Natural products have long served as a cornerstone for drug discovery due to their structural diversity and biological relevance. However, their clinical utility is often limited by poor solubility, low bioavailability, and metabolic instability. To overcome these challenges, structural modification through carbohydrate conjugation has emerged as a promising strategy to enhance physicochemical properties and pharmacological efficacy. Among these modifications, carbohydrate-isoxazole hybrids have garnered significant attention due to their broad-spectrum biological activities, including anti-tumor, anti-inflammatory, anti-fungal, anticoagulant, and anti-parasitic effects. These hybrids leverage the inherent bioactivity of the isoxazole ring—a five-membered heterocycle known for its role in drug design—while the carbohydrate moiety improves solubility and target specificity. Notable examples include compound 11, a potent factor Xa (fXa) inhibitor with a remarkable binding affinity (Ki = 60 pM), highlighting its potential as a next-generation anticoagulant. Conversely, not all modifications yield enhanced activity; for instance, galactose-conjugated mofezolac derivatives showed no improvement in COX-1 inhibition, underscoring the need for rational design in hybrid optimization. Additionally, glycosylated isoxazole derivatives have demonstrated efficacy against Mycobacterium tuberculosis (MIC = 3.125 μg/mL) and Trypanosoma cruzi, the causative agent of Chagas disease, further expanding their therapeutic scope. This review comprehensively examines the medicinal chemistry of carbohydrate-isoxazole hybrids, focusing on their synthesis, structure-activity relationships (SAR), and mechanisms of action. We also discuss key challenges in clinical translation, such as metabolic stability and selective targeting, while highlighting future directions for optimizing these hybrids as multifunctional therapeutics.

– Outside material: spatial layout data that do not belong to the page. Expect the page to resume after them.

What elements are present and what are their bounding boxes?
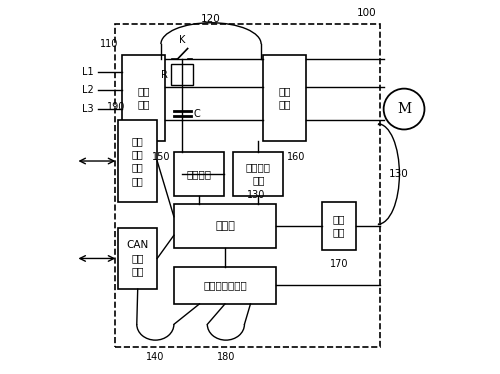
Text: K: K xyxy=(179,35,186,45)
FancyBboxPatch shape xyxy=(118,120,157,202)
FancyBboxPatch shape xyxy=(122,55,164,141)
Text: 170: 170 xyxy=(330,260,348,269)
Text: 编码器接口电路: 编码器接口电路 xyxy=(203,280,247,290)
Text: 160: 160 xyxy=(287,152,306,162)
Text: 逆变
模块: 逆变 模块 xyxy=(278,86,290,110)
Text: C: C xyxy=(194,109,200,119)
FancyBboxPatch shape xyxy=(171,64,193,85)
FancyBboxPatch shape xyxy=(234,152,283,196)
Text: 180: 180 xyxy=(216,352,235,362)
Text: 整流
模块: 整流 模块 xyxy=(137,86,149,110)
Text: M: M xyxy=(397,102,411,116)
FancyBboxPatch shape xyxy=(174,267,276,304)
FancyBboxPatch shape xyxy=(118,228,157,289)
FancyBboxPatch shape xyxy=(322,202,356,250)
Text: 130: 130 xyxy=(389,169,409,179)
Text: L2: L2 xyxy=(82,86,94,95)
Text: 150: 150 xyxy=(152,152,170,162)
Text: CAN
通讯
模块: CAN 通讯 模块 xyxy=(126,240,149,277)
Text: 120: 120 xyxy=(201,14,221,24)
FancyBboxPatch shape xyxy=(263,55,306,141)
Text: L1: L1 xyxy=(82,67,94,77)
Text: L3: L3 xyxy=(82,104,94,114)
Text: 100: 100 xyxy=(356,8,376,18)
Text: 190: 190 xyxy=(107,102,126,112)
Text: 130: 130 xyxy=(247,190,266,200)
Text: R: R xyxy=(161,70,168,80)
FancyBboxPatch shape xyxy=(174,204,276,248)
Text: 驱动放大
电路: 驱动放大 电路 xyxy=(246,162,271,186)
Text: 检测
电路: 检测 电路 xyxy=(333,214,345,237)
Text: 操作
面板
接口
电路: 操作 面板 接口 电路 xyxy=(132,136,143,186)
Text: 开关电源: 开关电源 xyxy=(186,169,212,179)
Text: 处理器: 处理器 xyxy=(215,221,235,231)
Text: 110: 110 xyxy=(100,39,118,49)
FancyBboxPatch shape xyxy=(174,152,224,196)
FancyBboxPatch shape xyxy=(114,24,380,347)
Text: 140: 140 xyxy=(146,352,165,362)
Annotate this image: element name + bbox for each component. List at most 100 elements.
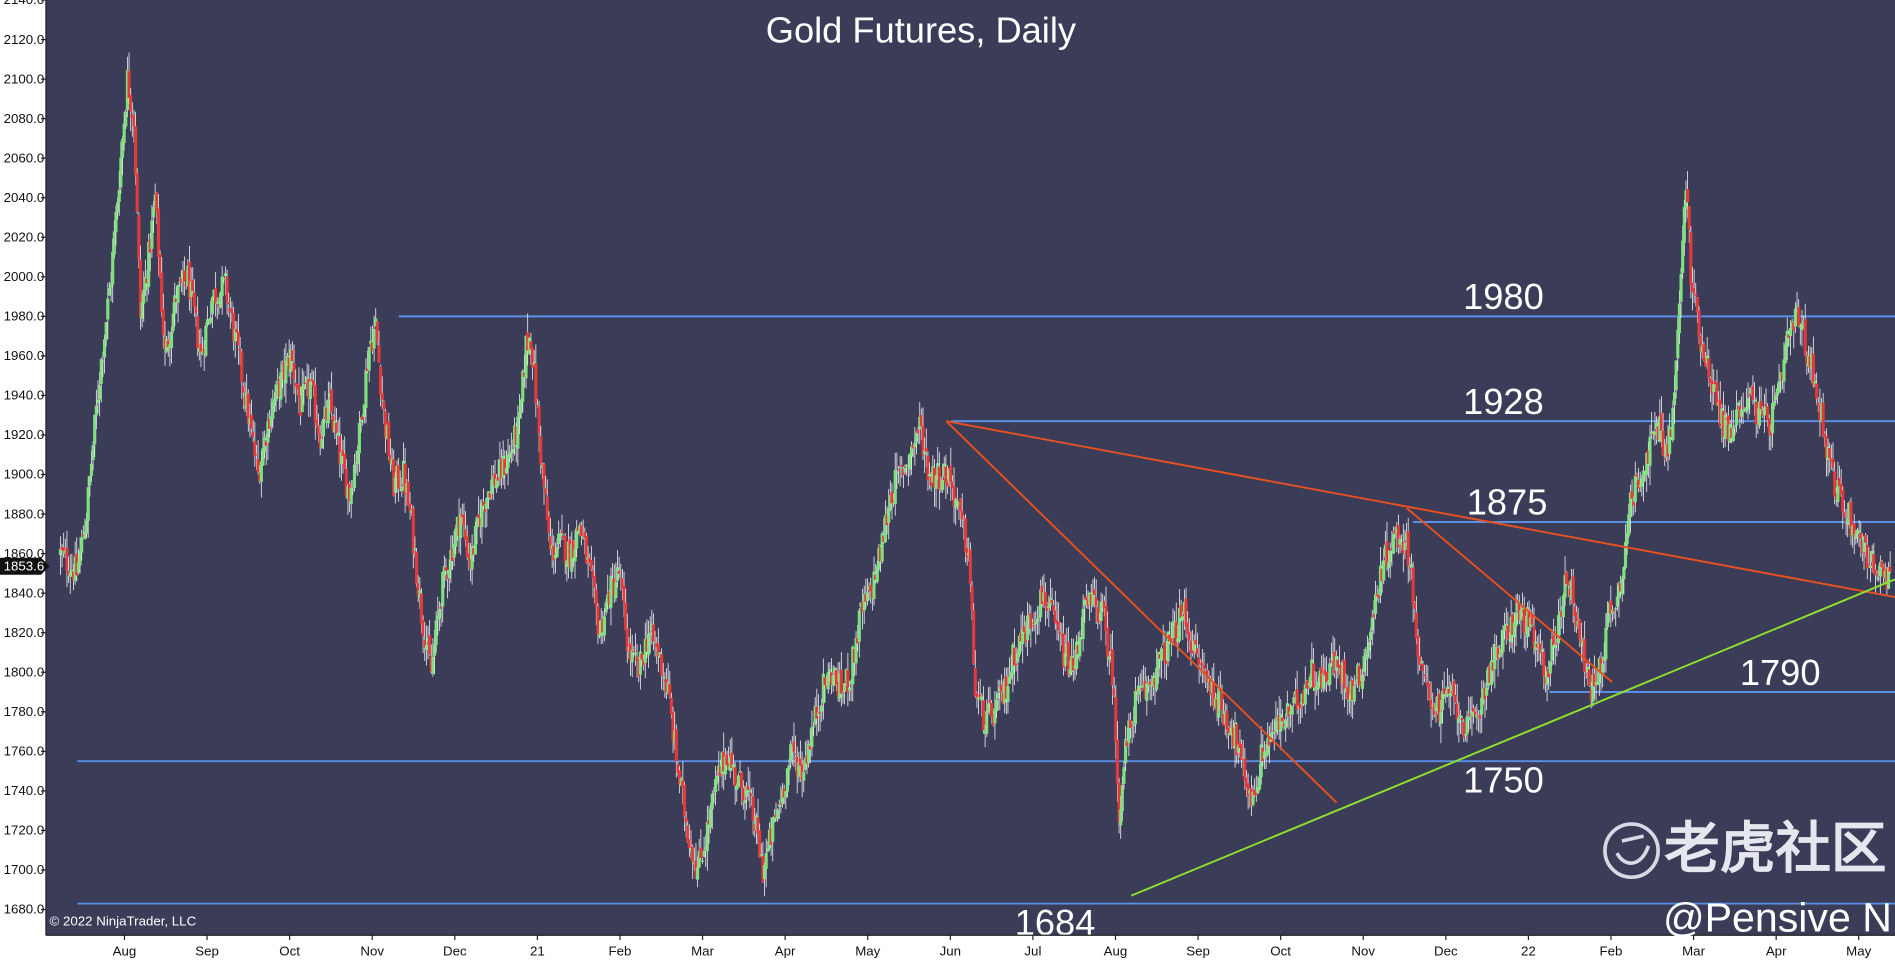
candle xyxy=(178,276,182,287)
candle xyxy=(805,739,809,775)
candle xyxy=(927,462,932,490)
candle xyxy=(1784,335,1788,364)
candle xyxy=(1344,673,1348,700)
candle xyxy=(1158,651,1162,677)
candle xyxy=(380,376,384,410)
candle xyxy=(240,348,244,399)
candle xyxy=(1872,543,1876,574)
candle xyxy=(491,465,495,501)
candle xyxy=(1029,605,1033,648)
candle xyxy=(1458,709,1463,734)
x-tick-label: 21 xyxy=(530,944,545,959)
candle xyxy=(931,455,935,483)
candle xyxy=(228,296,232,329)
y-tick-label: 1920.0 xyxy=(4,427,45,442)
y-tick: 1740.0 xyxy=(4,783,46,798)
candle xyxy=(508,445,512,463)
candle xyxy=(1756,407,1760,434)
candle xyxy=(895,452,899,490)
candle xyxy=(991,711,995,727)
candle xyxy=(1726,405,1731,451)
candle xyxy=(367,346,371,383)
candle xyxy=(1721,391,1726,449)
candle xyxy=(784,790,788,810)
candle xyxy=(1751,375,1755,405)
candle xyxy=(1628,484,1632,533)
candle xyxy=(1475,703,1479,731)
candle xyxy=(794,735,798,771)
candle xyxy=(1133,677,1137,734)
candle xyxy=(246,389,250,432)
candle xyxy=(338,417,342,478)
candle xyxy=(516,405,520,467)
candle xyxy=(658,652,662,659)
candle xyxy=(1289,703,1293,728)
x-tick-label: 22 xyxy=(1521,944,1536,959)
candle xyxy=(1519,605,1523,639)
candle xyxy=(241,382,245,410)
candle xyxy=(303,375,308,390)
x-tick: May xyxy=(1846,935,1872,959)
candle xyxy=(534,344,538,418)
candle xyxy=(923,437,927,474)
candle xyxy=(526,313,530,366)
candle xyxy=(753,807,757,838)
y-tick-label: 2080.0 xyxy=(4,111,45,126)
candle xyxy=(761,841,765,883)
candle xyxy=(900,456,904,479)
candle xyxy=(1403,529,1407,560)
candle xyxy=(472,545,476,562)
candle xyxy=(540,462,544,480)
candle xyxy=(645,619,649,659)
candle xyxy=(856,625,860,652)
x-tick: Oct xyxy=(279,935,300,959)
candle xyxy=(1400,534,1404,551)
candle xyxy=(1259,726,1263,785)
candle xyxy=(1293,678,1298,705)
candle xyxy=(1138,673,1142,703)
candle xyxy=(1646,441,1650,478)
candle xyxy=(1156,651,1160,684)
candle xyxy=(978,678,982,699)
candle xyxy=(704,834,708,867)
candle xyxy=(1102,595,1106,617)
candle xyxy=(1767,414,1771,451)
candle xyxy=(1429,681,1433,728)
candle xyxy=(444,558,448,581)
candle xyxy=(942,456,946,480)
candle xyxy=(741,780,745,810)
candle xyxy=(339,433,343,481)
candle xyxy=(756,798,760,845)
candle xyxy=(1282,719,1286,731)
candle xyxy=(1003,667,1007,714)
candle xyxy=(1164,641,1169,681)
candle xyxy=(1630,479,1634,517)
candle xyxy=(290,341,294,370)
candle xyxy=(597,621,602,639)
candle xyxy=(161,293,165,349)
candle xyxy=(1637,467,1641,493)
candle xyxy=(903,464,907,475)
candle xyxy=(1842,500,1846,518)
candle xyxy=(419,588,424,634)
candle xyxy=(261,431,265,466)
candle xyxy=(553,542,558,574)
candle xyxy=(1207,670,1211,691)
candle xyxy=(1802,315,1806,328)
candle xyxy=(722,732,726,790)
candle xyxy=(91,441,95,471)
candle xyxy=(1578,618,1582,648)
candle xyxy=(166,330,170,357)
candle xyxy=(1008,657,1012,684)
candle xyxy=(678,766,682,794)
candle xyxy=(151,201,156,233)
candle xyxy=(63,538,67,559)
candle xyxy=(1228,720,1232,736)
candle xyxy=(807,740,811,768)
candle xyxy=(217,297,221,315)
candle xyxy=(1633,461,1637,513)
candle xyxy=(1413,601,1417,620)
candle xyxy=(1418,637,1422,671)
candle xyxy=(1583,620,1587,688)
candle xyxy=(785,767,789,798)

Significance of the Study:

This study highlights the therapeutic potential of carbohydrate-isoxazole hybrids, showcasing their broad-spectrum biological activities and addressing key challenges in drug design, such as solubility and bioavailability. By combining the bioactivity of isoxazole with the solubility-enhancing properties of carbohydrates, these hybrids offer promising candidates for diseases like cancer, inflammation, and parasitic infections. Their innovative design offers a pathway to overcoming limitations in current drug therapies, making them significant for future therapeutic advancements.

Summary of the Study:

This review explores the design, synthesis, and therapeutic applications of carbohydrate-isoxazole hybrids in drug discovery. Focusing on their biological activities, structure-activity relationships, and mechanisms of action, it discusses their potential in treating diverse conditions such as cancer, inflammation, and infections. The study emphasizes the importance of rational design in optimizing these hybrids, while addressing challenges like metabolic stability and selective targeting, offering insights for future drug development strategies.